Critique L’INSULTE de Ziad Doueiri

Après avoir vécu des années plus que challengeuses lors de la sortie de son dernier film, L’Attentat, Ziad Doueiri revient en force avec le film l’Insulte, qui lui vaut une belle nomination aux Oscars de cette année 2018, dans la catégorie des films étrangers. Grâce à ce dernier film, le réalisateur libanais peut être fier de représenter pour la première fois dans l’histoire des Oscars, le cinéma libanais. Son dernier film, l’Attentat, lui a valu le zèle de gros partis politiques au Liban, lors de sa sortie en 2013 et Ziad Doueiri s’est, depuis, promis de faire vérifier toutes ses sources en toutes circonstances. Ce travail a payé et lui vaut même d’être actuellement n°1 dans les cinémas libanais.

Consécration d’un réalisateur qui en a vu de toutes les couleurs…

Synopsis

Dans les années 1970, au Liban, l’histoire extraordinaire de deux hommes au profil peu extraordinaire. A la suite d’une insulte de rue qui tourne mal, Yasser, réfugié palestinien et Toni, fervent libanais chrétien, sont conduits jusqu’au tribunaux. Une insulte qui prend une tournure politique considérable et rouvre même des plaies toujours pas cicatrisées…

 

Critique

[*A la demande du réalisateur, cet article ne contient aucune information susceptible de (trop) spoiler le film]

Ce dont il faut être conscient avec l’Insulte, c’est qu’il ne s’agit pas nécessairement d’un film engagé. Le film est dirigé de manière foncièrement dramaturgique et ne prétend aucunement à une remise en question socio-politique ou de la juridiction libanaise.

La prise d’ampleur d’une insulte de rue

Très simplement, l’Insulte raconte, avant tout, l’histoire de deux hommes. Et, par histoire, j’entends également Histoire avec un grand “H”, car c’est cette dernière qui est responsable de la condition et des comportements de ces deux personnages. Toni, chrétien libanais, travaille comme mécanicien dans une petite banlieue de Beyrouth. Yasser, quant à lui, est réfugié palestinien et est contremaître sur un site à proximité de la résidence de Toni et de sa femme.

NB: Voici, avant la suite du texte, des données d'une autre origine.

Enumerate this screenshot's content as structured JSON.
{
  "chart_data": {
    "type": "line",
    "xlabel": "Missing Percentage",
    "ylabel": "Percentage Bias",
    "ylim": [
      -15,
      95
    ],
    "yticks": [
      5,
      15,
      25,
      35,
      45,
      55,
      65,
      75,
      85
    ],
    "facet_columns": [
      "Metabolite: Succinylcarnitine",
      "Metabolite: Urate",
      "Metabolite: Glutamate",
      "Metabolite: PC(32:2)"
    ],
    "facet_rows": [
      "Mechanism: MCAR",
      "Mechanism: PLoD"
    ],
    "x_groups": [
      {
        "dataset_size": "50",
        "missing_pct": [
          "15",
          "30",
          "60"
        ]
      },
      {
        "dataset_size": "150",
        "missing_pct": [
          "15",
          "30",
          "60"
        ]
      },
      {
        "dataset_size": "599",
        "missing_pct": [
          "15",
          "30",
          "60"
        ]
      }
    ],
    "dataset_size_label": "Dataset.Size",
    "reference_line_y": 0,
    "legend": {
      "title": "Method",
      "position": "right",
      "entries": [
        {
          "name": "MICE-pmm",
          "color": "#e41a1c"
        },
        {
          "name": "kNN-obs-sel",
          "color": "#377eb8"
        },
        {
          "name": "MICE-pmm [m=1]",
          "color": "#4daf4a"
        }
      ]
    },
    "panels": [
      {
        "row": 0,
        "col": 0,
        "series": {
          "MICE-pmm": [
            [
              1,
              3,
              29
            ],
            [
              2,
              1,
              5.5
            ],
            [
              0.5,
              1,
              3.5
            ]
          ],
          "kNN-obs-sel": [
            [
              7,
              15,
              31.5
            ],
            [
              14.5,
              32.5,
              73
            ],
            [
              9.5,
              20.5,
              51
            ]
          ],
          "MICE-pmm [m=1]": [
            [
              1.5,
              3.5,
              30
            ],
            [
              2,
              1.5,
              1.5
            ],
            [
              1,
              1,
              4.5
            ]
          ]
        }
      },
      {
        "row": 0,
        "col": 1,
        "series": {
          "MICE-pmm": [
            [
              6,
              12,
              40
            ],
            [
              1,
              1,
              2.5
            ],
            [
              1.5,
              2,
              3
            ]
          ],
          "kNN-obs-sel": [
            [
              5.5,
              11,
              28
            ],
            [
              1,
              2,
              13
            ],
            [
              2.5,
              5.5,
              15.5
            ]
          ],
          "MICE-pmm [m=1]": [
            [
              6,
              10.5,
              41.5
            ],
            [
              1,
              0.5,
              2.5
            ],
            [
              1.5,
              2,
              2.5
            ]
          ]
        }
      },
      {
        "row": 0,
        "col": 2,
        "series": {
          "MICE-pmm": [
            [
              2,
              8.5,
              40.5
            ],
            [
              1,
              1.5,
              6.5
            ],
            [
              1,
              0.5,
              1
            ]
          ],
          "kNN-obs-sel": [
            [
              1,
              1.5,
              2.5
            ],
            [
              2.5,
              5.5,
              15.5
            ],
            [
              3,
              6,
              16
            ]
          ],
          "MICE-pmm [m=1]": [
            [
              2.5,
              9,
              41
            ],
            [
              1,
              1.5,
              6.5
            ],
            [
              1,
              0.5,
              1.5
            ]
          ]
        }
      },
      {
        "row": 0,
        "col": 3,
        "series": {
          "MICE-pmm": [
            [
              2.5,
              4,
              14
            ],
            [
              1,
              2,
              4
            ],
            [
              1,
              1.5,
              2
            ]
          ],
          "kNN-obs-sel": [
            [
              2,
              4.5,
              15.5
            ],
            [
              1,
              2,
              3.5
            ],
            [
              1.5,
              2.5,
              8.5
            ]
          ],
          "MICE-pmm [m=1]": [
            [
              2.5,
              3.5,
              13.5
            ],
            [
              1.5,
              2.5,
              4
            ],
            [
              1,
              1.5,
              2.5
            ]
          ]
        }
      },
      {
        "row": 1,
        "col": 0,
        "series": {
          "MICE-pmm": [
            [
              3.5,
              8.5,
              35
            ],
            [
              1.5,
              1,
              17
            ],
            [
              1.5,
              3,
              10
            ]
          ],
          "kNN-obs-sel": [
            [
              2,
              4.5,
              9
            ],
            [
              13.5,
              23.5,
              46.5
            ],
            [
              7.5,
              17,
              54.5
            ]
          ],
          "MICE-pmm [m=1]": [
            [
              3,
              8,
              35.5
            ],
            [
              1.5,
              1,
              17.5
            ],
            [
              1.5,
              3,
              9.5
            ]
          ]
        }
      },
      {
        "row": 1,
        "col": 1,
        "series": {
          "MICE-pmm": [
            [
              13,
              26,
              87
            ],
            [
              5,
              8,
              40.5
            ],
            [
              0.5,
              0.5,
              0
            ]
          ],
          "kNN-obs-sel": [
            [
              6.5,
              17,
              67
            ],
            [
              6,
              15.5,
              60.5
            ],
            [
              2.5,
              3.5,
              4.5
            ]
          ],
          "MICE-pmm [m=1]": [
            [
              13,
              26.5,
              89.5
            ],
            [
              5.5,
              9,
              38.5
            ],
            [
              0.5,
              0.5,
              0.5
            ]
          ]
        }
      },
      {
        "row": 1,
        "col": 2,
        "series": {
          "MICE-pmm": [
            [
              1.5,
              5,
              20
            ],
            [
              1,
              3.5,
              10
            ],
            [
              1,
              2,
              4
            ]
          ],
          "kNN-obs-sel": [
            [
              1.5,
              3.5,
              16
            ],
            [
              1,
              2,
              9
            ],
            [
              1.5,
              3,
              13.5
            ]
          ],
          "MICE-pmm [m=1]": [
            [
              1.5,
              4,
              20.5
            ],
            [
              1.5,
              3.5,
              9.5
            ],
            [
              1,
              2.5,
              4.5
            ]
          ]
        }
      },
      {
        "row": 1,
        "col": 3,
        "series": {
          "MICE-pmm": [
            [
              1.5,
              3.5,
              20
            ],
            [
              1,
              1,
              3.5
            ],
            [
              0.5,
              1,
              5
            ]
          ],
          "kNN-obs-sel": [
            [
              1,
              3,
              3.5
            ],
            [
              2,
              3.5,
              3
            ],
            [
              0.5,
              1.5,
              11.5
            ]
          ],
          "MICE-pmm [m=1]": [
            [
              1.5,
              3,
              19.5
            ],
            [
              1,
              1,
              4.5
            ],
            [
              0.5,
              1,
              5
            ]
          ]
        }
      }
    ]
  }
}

Au cinéma, il faut savoir que rien n’est gratuit, et là où, dans la vraie vie, nous aurions pu gérer un problème de minime envergure, il n’en est rien dans nos écrans. Cette insulte, qui est l’origine et la cause de tout le conflit et les animosités qui règnent dans le film, a été gérée autrement « en temps réel » (Nb : l’histoire de l’insulte provient de la véritable anecdote du réalisateur à qui cela est arrivé lorsqu’il arrosait ses plantes à Beyrouth, et dont l’eau est tombée sur un ouvrier d’origine palestinienne. Celui-ci l’a, par ailleurs, traité de « sale chien ». Le réalisateur a été contraint de s’excuser dans de telles circonstances). Seulement, il a fallut qu’elle soit exposée au cœur d’un conflit bien plus lourd que celui des mots car il s’agit, en filigrane, d’un conflit culturo-religieux dans ce film.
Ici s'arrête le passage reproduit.